Прежде всего он спросил меня, оказала ли я честь и придала ли очарование Лондону, избрав его своей резиденцией. Я не нашла нужным ответить, что, как мне прекрасно известно, я ничего не могу оказать или придать этому городу, и потому просто сказала, где я живу всегда.
– Столь грациозная и благовоспитанная леди, – изрек он, поцеловав свою правую перчатку и указывая ею в сторону танцующих, – отнесется снисходительно к недостаткам этих девиц. Мы делаем все, что в наших силах, дабы навести на них лоск… лоск… лоск!
Он сел рядом со мной, стараясь, как показалось мне, принять на скамье ту позу, в какой сидит на диване его августейший образец на известном гравированном портрете. И правда, вышло очень похоже.
– Навести лоск… лоск… лоск! – повторил он, беря понюшку табаку и слегка пошевеливая пальцами. – Но мы теперь уже не те, какими были, – если только я осмелюсь сказать это особе, грациозной не только от природы, но и благодаря искусству, – он поклонился, вздернув плечи, чего, кажется, не мог сделать, не поднимая бровей и не закрывая глаз, – мы теперь уже не те, какими были раньше в отношении хорошего тона.

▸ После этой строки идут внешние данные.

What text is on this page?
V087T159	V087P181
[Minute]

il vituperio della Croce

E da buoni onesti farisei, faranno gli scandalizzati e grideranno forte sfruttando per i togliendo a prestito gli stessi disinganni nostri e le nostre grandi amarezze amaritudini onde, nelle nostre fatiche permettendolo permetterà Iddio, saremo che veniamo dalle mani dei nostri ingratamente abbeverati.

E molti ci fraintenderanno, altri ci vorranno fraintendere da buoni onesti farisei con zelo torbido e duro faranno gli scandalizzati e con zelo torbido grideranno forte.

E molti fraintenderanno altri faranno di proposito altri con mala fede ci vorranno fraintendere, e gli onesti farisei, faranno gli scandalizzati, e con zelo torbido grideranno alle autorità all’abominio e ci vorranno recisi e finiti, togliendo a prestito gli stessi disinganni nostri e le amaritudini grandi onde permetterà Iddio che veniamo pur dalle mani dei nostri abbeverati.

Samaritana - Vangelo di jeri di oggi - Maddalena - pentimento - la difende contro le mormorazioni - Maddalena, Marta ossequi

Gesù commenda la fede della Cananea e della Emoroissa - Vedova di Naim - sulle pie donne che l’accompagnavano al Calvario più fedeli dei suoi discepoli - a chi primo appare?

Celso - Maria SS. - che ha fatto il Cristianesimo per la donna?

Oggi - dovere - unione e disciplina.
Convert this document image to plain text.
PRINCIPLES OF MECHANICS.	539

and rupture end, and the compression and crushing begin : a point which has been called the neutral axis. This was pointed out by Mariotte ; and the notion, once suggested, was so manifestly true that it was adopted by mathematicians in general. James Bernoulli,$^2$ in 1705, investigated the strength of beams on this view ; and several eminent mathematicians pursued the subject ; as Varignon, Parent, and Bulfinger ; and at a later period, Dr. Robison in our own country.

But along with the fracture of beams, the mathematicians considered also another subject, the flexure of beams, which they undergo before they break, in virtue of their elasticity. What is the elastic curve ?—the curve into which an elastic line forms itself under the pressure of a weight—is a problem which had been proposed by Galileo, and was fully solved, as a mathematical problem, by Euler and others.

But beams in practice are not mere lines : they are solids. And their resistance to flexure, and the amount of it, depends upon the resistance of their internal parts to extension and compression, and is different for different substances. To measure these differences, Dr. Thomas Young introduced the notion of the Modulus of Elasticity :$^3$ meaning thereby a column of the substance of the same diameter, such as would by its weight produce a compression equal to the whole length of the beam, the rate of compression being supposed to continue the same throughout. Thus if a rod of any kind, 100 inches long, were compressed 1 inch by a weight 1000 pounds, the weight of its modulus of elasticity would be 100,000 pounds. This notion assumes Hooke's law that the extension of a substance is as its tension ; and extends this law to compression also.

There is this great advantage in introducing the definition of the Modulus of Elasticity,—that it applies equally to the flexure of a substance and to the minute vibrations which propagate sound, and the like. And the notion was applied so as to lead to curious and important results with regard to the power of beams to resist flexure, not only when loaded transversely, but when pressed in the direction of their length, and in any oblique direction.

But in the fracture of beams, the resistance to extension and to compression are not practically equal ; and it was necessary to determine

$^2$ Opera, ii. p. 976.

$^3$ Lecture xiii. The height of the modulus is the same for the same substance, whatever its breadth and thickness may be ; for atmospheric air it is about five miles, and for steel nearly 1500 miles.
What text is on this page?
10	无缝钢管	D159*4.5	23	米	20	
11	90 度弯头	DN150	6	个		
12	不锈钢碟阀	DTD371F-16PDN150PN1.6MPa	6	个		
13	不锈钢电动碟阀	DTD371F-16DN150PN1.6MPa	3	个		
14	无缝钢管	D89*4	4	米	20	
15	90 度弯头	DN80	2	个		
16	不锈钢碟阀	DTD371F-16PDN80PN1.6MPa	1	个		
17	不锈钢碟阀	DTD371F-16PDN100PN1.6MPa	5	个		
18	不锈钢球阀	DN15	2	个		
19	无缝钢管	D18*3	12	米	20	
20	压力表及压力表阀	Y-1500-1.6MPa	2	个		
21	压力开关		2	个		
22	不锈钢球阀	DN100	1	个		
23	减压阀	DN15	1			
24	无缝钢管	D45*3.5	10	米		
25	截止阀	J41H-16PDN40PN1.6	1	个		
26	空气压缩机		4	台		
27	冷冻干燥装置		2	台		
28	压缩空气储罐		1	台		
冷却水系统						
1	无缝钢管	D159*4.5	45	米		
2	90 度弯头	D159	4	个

– Разве, сэр? – усомнилась я.
– Мы выродились, – ответил он, качая головой с большим трудом, так как шейный платок очень мешал ему. – Век, стремящийся к равенству, не благоприятствует хорошему тону. Он способствует вульгарности. Быть может, я несколько пристрастен. Пожалуй, не мне говорить, что вот уже много лет, как меня прозвали «Джентльменом Тарвидропом», или что его королевское высочество принц-регент, заметив однажды, как я снял шляпу, когда он выезжал из Павильона в Брайтоне (прекрасное здание!), сделал мне честь осведомиться: «Кто он такой? Кто он такой, черт подери? Почему я с ним незнаком? Надо б ему платить тридцать тысяч в год!» Впрочем, все это пустяки, анекдоты… Однако они получили широкое распространение, сударыня… их до сих пор иногда повторяют в высшем свете.
– В самом деле? – сказала я.
Он ответил поклоном и высоко вздернул плечи.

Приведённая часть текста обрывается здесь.